= Gaja Alaga =

Croatian physicist

Gaja Alaga (3 July 1924 – 7 September 1988) was a Croatian theoretical physicist who specialised in nuclear physics.

He was born in noble family of Bunjevac origin in the village of Lemeš (today called Svetozar Miletić) in northwestern Bačka in Kingdom of SHS (today in autonomous province Vojvodina, Serbia).

He was a corresponding member of the Croatian Academy of Sciences and Arts since 1968 and a professor at the University of Zagreb Faculty of Science (Prirodoslovno-matematički fakultet).
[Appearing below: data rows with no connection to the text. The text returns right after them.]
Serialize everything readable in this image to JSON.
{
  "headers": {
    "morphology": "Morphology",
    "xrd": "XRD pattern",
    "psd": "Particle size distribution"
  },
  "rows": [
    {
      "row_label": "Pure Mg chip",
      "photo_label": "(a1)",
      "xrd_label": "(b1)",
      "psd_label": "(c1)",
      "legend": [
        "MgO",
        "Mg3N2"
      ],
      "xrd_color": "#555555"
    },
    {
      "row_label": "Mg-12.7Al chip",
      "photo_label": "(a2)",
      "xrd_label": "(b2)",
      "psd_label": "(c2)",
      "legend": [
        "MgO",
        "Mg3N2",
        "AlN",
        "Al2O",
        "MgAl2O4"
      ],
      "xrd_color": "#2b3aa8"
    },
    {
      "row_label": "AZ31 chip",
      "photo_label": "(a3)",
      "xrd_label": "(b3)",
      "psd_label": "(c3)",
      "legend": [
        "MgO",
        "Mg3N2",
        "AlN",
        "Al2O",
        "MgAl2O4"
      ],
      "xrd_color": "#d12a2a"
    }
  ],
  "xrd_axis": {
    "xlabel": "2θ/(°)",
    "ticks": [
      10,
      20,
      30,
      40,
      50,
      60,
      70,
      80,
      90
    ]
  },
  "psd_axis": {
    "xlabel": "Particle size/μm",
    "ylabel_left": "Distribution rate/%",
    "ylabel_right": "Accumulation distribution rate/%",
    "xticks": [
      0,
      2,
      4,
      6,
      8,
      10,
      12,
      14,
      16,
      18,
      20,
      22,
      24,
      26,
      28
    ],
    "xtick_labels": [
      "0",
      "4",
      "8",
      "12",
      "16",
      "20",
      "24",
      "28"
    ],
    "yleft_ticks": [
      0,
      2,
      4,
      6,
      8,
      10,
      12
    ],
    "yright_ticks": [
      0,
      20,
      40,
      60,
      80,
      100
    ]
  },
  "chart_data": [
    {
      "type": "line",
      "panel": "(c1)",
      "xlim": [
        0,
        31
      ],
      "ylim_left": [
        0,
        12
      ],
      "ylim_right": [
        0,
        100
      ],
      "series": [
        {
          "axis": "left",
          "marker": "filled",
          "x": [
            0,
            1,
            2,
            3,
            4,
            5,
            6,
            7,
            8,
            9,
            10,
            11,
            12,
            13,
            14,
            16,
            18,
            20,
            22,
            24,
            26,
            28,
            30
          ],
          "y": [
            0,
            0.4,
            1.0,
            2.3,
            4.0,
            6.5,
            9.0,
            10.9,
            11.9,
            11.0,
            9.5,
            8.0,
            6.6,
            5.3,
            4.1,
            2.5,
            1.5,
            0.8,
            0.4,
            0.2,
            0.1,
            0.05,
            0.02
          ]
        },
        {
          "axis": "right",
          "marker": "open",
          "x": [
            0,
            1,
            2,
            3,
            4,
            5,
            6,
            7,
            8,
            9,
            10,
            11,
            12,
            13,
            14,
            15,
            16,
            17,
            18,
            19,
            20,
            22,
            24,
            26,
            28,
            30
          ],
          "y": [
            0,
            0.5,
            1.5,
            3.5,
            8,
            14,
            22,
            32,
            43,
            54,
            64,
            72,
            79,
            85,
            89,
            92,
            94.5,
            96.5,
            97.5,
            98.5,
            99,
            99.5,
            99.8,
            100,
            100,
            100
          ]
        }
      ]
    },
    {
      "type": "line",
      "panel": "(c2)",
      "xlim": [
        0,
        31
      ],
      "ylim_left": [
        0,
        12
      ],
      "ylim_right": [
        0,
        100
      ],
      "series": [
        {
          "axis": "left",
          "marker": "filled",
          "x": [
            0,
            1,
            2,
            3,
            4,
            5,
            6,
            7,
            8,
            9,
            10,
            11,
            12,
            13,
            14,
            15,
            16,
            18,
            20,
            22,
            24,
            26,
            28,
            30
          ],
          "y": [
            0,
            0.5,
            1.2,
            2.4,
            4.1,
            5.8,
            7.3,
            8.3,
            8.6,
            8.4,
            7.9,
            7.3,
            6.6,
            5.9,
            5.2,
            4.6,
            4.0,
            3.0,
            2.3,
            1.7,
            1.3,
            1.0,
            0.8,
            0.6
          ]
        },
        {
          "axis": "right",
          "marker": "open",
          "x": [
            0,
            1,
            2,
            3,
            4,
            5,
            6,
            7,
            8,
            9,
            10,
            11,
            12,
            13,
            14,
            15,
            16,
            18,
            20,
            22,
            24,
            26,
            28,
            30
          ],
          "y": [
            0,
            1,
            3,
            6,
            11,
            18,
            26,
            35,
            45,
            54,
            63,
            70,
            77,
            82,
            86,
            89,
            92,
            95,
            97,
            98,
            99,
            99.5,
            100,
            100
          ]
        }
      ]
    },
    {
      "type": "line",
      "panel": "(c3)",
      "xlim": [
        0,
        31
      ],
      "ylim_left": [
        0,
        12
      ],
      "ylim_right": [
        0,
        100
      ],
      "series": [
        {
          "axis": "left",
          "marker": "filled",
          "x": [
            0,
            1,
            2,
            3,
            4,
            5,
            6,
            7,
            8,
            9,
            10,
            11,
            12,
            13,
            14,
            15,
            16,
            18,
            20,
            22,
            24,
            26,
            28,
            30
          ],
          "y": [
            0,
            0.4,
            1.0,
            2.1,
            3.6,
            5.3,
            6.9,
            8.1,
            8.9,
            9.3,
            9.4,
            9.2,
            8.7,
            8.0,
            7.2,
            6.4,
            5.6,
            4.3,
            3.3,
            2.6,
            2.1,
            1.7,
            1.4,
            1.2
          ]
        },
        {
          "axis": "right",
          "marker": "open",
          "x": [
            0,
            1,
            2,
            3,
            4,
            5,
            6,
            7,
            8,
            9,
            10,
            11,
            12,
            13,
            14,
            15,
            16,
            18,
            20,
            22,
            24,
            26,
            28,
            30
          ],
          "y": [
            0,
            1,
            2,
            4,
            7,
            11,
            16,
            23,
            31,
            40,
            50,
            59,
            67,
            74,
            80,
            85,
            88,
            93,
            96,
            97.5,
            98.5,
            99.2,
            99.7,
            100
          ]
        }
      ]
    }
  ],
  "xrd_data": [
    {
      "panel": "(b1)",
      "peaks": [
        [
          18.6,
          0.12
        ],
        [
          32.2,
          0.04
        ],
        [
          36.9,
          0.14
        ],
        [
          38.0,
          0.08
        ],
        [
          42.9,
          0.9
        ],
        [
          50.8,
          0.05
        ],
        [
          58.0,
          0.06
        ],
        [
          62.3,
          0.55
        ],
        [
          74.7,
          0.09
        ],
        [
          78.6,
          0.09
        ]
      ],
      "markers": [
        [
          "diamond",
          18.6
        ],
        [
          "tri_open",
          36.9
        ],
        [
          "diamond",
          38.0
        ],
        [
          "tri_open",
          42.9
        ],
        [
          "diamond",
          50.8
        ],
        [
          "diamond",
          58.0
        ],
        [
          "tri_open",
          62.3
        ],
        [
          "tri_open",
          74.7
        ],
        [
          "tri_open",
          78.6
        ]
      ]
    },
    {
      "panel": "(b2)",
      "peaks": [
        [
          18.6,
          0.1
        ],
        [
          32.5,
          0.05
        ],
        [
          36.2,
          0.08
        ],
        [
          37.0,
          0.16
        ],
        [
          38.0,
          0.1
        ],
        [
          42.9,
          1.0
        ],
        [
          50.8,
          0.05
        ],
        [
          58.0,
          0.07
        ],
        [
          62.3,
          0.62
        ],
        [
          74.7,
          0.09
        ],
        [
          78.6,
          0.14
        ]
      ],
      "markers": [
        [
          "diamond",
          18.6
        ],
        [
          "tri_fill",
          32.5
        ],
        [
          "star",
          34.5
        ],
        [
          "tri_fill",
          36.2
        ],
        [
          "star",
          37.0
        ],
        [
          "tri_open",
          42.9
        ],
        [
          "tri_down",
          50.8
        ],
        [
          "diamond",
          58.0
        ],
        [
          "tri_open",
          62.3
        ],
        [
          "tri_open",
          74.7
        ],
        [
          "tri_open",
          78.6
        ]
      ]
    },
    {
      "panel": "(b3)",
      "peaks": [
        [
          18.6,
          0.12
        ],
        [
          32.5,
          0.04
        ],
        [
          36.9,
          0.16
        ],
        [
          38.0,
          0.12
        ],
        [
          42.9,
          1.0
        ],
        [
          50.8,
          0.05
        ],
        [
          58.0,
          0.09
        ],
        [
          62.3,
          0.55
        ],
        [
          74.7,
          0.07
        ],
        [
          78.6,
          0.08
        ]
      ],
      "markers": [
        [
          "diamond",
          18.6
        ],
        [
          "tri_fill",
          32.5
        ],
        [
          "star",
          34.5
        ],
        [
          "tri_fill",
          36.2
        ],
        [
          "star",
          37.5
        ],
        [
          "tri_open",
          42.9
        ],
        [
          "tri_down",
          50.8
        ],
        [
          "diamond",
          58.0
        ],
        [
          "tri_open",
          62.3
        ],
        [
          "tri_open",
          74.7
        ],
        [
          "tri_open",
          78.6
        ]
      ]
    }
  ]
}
He worked in the Ruđer Bošković Institute in Zagreb (the capital city of Croatia), the Niels Bohr Institute in Copenhagen, the University of California, Berkeley, and LMU Munich.

In 1955, cooperating with Kurt Alder and Ben Roy Mottelson, Alaga discovered the K-selection rules and intensity rules for beta and gamma transitions in deformed atom nuclei. This discovery was key to the development of new nuclei models which confirmed that subatomic particles can distort the shape of the nucleus. This is by the model for collective motion (based on nuclei deformed from a spherical shape, but with axial symmetry) for which Aage Bohr, Ben Roy Mottelson, and James Rainwater won the 1975 Nobel Prize.

Also in 1955 (the journal Physical Review) and in 1957 (the journal "Nuclear Physics") he discovered asymptotic selection rules for beta and gamma transitions between states of deformed nuclei. The so-called Alaga rules are in common use among specialists in nuclear structure, in comparing theoretical transition rates with measurements.

He was the editor of the scientific magazine Fizika from 1978 until he died in 1988.

He died in Zagreb in 1988. Today, a street in the Trnje city district of Zagreb bears his name.